Il ferma les yeux de toutes ses forces, comme si ce geste allait empêcher les images atroces dont il avait été témoin de s'insinuer dans son cerveau. Mais elles étaient perfides, et malgré tous ses efforts, il eut l'impression de revoir la scène se dérouler sous ses yeux. En bas, son père poursuivait sa mère. Il ne tarderait pas l'attraper, comme toujours. Ensuite, il la frapperait, comme toujours. Oh, bien sûr, au début, elle résisterait. Elle était courageuse sa maman. Mais Andrew était plus fort, alors elle finirait par se laisser faire, priant pour que son supplice se termine au plus vite. Après, dans le meilleur des cas, il la laisserait là, par terre, à même le sol…mais pas ce soir. Il en avait décidé autrement. David le comprit au « Non ! S'il te plait ! » suivi d'une magistrale claque qui retentit dans toute la maison. Il se boucha les oreilles avec toute l'énergie du désespoir et se balança de plus en plus fort, ressentant une vive douleur dans le crâne à chaque fois que sa tête heurtait le mur du placard dans lequel il s'était réfugié. Peu lui importait la douleur. Il ne pouvait aider sa mère ? Soit, alors il souffrirait avec elle.

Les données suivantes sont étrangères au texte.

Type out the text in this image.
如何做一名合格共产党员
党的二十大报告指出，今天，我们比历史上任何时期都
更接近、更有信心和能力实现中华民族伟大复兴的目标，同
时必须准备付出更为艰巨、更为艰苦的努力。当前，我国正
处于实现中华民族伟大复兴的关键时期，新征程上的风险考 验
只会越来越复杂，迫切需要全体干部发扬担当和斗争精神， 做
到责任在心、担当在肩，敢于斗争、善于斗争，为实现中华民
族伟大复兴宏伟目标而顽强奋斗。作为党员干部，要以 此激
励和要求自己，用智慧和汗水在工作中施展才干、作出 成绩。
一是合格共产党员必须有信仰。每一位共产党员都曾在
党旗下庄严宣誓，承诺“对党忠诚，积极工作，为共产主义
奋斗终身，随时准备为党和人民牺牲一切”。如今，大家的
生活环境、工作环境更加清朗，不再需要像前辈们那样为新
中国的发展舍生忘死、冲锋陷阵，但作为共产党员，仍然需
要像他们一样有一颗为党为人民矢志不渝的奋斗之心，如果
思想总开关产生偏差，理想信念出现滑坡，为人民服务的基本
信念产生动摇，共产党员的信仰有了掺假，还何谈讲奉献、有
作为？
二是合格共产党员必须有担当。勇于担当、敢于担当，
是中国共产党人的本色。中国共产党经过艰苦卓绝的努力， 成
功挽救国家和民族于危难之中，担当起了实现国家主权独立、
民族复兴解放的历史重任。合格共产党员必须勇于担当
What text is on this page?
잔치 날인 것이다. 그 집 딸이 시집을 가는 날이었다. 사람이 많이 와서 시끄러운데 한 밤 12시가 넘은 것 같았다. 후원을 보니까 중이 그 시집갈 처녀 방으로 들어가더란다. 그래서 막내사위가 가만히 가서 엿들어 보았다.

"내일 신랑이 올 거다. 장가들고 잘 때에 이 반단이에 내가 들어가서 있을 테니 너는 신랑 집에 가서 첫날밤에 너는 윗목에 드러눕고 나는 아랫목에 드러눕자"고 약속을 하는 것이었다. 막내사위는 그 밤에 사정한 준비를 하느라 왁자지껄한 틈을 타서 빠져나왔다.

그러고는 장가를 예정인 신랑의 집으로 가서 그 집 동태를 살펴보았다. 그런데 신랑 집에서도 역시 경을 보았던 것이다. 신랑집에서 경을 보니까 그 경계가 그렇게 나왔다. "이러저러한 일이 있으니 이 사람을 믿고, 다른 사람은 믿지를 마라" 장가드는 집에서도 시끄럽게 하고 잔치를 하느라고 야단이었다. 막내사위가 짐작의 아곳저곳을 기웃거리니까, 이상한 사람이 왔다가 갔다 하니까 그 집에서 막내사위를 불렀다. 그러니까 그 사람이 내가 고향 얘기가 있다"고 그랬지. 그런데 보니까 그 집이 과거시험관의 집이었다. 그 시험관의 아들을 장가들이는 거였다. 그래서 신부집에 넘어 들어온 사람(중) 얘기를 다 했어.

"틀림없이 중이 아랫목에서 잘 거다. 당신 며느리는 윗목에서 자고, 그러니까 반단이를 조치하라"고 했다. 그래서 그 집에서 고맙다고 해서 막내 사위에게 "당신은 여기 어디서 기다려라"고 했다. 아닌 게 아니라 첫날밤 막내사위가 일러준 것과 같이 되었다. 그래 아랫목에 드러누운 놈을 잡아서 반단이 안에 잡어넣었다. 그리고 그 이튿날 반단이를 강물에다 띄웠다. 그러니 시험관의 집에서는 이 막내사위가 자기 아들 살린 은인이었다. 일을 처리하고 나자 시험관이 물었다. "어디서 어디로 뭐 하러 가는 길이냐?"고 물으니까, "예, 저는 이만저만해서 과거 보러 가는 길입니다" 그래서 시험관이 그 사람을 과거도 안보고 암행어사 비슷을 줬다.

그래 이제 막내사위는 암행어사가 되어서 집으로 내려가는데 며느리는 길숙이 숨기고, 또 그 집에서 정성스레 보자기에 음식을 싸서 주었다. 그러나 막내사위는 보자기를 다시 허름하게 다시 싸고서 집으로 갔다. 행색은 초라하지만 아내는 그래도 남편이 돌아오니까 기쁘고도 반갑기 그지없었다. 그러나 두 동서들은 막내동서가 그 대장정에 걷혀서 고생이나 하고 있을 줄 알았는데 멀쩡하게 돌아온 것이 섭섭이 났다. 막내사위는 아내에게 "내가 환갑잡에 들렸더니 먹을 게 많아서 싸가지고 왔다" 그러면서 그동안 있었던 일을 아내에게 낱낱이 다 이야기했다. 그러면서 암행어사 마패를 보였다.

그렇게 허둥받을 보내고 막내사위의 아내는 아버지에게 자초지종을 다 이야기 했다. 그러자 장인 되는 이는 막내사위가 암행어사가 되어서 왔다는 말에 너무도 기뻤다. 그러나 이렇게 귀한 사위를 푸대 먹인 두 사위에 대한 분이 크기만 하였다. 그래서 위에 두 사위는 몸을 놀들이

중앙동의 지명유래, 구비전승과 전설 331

Au bout d'un moment, le silence reprit possession de la maison. Le petit garçon tendit l'oreille. Rien. Il finit par distinguer le craquement des marches sous le pas lourd de son père. Il retint sa respiration et se blottit encore plus au fond de sa cachette, priant pour que l'homme ne vienne pas le voir. Mais il l'entendit passer devant sa porte. Quelques minutes plus tard, les ronflements qui émanaient de la chambre du fond le rassurèrent complètement. Son père ne viendrait pas l'importuner ce soir.

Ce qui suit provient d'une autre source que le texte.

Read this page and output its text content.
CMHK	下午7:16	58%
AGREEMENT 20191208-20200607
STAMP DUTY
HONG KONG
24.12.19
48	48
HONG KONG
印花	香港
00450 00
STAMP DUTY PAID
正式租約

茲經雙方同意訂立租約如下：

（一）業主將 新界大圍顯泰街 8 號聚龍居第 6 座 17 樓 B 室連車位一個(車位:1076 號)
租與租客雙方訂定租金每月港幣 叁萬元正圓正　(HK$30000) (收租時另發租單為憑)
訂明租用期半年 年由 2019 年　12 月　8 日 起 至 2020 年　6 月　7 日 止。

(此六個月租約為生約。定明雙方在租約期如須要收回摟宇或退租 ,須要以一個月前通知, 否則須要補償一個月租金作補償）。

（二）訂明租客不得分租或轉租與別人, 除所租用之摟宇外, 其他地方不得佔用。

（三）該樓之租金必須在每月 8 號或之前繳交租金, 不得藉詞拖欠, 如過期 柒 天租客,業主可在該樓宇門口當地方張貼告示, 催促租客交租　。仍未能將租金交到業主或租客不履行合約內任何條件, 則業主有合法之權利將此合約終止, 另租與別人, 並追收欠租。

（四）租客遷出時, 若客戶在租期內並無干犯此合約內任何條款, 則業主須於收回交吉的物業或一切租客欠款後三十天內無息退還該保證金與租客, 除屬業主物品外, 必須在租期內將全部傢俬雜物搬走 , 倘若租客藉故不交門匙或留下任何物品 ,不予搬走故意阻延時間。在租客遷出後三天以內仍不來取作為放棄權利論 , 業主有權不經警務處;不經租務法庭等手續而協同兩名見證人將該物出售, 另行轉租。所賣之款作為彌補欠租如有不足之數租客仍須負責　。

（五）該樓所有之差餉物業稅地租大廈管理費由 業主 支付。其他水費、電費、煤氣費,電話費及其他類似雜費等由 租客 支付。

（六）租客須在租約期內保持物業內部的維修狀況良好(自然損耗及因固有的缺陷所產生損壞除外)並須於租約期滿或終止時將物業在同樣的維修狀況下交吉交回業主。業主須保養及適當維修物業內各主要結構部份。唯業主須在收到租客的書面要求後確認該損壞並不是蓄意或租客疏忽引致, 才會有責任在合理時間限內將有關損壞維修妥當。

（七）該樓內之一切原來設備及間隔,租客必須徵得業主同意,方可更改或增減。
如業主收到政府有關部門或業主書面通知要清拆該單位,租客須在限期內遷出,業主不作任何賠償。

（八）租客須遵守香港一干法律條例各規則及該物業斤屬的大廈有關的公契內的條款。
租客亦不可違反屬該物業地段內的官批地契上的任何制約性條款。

En faisant le moins de bruit possible, il sortit de sa chambre pour aller voir sa mère. Il la trouva allongée en position fœtale sur le carrelage de la cuisine. Ses larmes, qui s'étaient arrêtées, lui montèrent aux yeux lorsqu'il aperçut le visage tuméfié de sa maman. Ses vêtements étaient arrachés et elle était à moitié dénudée. Il s'assit auprès d'elle et l'appela doucement.
- Maman…
La jeune femme ne répondit pas.
- Maman ? s'inquiéta le jeune garçon.
Aucune réponse.
- Maman ! hurla-t-il cette fois, au risque de réveiller le monstre qui avait fait ça à sa mère.

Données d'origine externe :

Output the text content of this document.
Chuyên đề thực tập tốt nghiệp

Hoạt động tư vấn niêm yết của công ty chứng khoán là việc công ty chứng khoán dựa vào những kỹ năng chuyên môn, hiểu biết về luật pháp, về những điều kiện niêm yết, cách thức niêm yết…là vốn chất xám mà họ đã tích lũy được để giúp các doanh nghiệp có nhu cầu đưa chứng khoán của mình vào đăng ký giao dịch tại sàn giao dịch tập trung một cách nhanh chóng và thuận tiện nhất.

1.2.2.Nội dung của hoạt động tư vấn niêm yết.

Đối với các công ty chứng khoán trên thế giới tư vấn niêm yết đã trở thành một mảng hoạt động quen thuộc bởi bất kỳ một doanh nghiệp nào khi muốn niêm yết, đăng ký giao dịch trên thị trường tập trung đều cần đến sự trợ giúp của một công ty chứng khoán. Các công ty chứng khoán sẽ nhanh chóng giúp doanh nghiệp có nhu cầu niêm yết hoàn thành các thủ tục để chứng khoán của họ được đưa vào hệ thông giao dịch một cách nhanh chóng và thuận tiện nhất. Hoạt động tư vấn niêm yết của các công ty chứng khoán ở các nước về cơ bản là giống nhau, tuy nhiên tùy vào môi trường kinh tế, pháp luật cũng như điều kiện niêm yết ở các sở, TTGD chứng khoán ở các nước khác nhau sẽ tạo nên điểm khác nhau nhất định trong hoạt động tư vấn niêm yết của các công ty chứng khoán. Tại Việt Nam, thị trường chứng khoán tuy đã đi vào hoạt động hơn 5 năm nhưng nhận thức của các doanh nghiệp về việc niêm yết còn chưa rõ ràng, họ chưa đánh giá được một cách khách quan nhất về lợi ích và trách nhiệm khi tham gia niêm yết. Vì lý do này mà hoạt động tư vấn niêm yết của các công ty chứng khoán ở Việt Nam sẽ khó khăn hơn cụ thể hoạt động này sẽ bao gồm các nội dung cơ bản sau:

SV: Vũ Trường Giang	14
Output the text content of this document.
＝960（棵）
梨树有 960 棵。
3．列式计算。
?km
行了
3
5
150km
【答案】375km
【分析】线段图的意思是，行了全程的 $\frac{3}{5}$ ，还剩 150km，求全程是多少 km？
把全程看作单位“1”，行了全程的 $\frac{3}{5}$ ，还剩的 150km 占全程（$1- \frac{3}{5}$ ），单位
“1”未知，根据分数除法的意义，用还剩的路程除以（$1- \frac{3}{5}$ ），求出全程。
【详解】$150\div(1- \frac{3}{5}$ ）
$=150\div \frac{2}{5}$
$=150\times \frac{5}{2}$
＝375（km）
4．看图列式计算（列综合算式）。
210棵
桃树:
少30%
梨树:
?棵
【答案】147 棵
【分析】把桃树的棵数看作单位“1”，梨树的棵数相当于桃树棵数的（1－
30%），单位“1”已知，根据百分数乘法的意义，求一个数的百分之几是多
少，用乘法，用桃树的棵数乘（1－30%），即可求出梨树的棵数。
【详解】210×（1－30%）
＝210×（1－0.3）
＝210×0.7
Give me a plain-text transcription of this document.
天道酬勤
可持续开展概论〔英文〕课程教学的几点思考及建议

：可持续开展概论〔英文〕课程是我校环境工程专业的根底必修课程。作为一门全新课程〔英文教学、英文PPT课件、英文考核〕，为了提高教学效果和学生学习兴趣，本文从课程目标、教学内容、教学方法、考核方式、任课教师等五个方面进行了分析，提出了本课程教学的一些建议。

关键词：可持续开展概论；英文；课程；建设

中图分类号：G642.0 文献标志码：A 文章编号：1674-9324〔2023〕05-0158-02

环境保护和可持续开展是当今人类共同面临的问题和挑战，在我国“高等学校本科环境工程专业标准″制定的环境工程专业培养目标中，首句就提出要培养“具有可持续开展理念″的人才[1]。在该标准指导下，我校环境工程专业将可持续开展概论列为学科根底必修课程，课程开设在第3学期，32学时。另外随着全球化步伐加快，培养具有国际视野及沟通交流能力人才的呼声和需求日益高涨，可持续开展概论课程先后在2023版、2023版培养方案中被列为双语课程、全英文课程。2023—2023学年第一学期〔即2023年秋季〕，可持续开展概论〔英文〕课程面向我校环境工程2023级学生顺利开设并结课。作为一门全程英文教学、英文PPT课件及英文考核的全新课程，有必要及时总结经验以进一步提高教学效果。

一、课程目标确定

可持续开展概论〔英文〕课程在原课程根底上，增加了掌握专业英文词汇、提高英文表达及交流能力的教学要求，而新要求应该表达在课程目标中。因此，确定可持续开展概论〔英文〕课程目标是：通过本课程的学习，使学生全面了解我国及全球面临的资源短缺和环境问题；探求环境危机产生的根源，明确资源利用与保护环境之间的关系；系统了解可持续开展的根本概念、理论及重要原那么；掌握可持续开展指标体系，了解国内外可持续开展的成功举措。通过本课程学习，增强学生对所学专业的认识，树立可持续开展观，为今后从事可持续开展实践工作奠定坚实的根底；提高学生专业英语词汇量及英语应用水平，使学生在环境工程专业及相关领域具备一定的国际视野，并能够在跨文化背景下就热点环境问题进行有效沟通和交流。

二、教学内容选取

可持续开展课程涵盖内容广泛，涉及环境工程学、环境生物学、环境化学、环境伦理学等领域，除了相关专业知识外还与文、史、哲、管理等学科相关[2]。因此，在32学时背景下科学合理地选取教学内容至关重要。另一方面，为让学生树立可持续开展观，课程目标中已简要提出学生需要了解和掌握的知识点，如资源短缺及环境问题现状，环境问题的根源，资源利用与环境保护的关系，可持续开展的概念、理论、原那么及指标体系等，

Il posa sa main sur son épaule et la secoua, doucement d'abord, puis de plus en plus fort. Une minute ? Cinq peut-être ? Voire même une heure…Le temps nécessaire pour que son jeune esprit de 6 ans comprenne que sa mère venait de mourir, tuée par son propre père et que son existence ne serait plus jamais la même. Il caressa tendrement la joue de sa mère, comme elle-même le faisait lorsqu'il était triste. Il se pencha et posa tendrement ses lèvres sur son front, murmurant un « Je t'aime maman. » contre sa peau. Il observa une dernière fois son visage, sécha ses larmes et partit se réfugier chez ses voisins. Son père fut inculpé pour meurtre au premier degré. Sa sœur et lui furent ballotés de familles en familles pendant un certain temps, puis l'une d'entre elles finit par l'adopter. Ce ne fut pas un foyer aimant, mais au moins, il n'y avait de violence. Il passa le reste de son enfance et son adolescence sans encombre, tout du moins en apparence, jusqu'à ce jour d'été 2 005.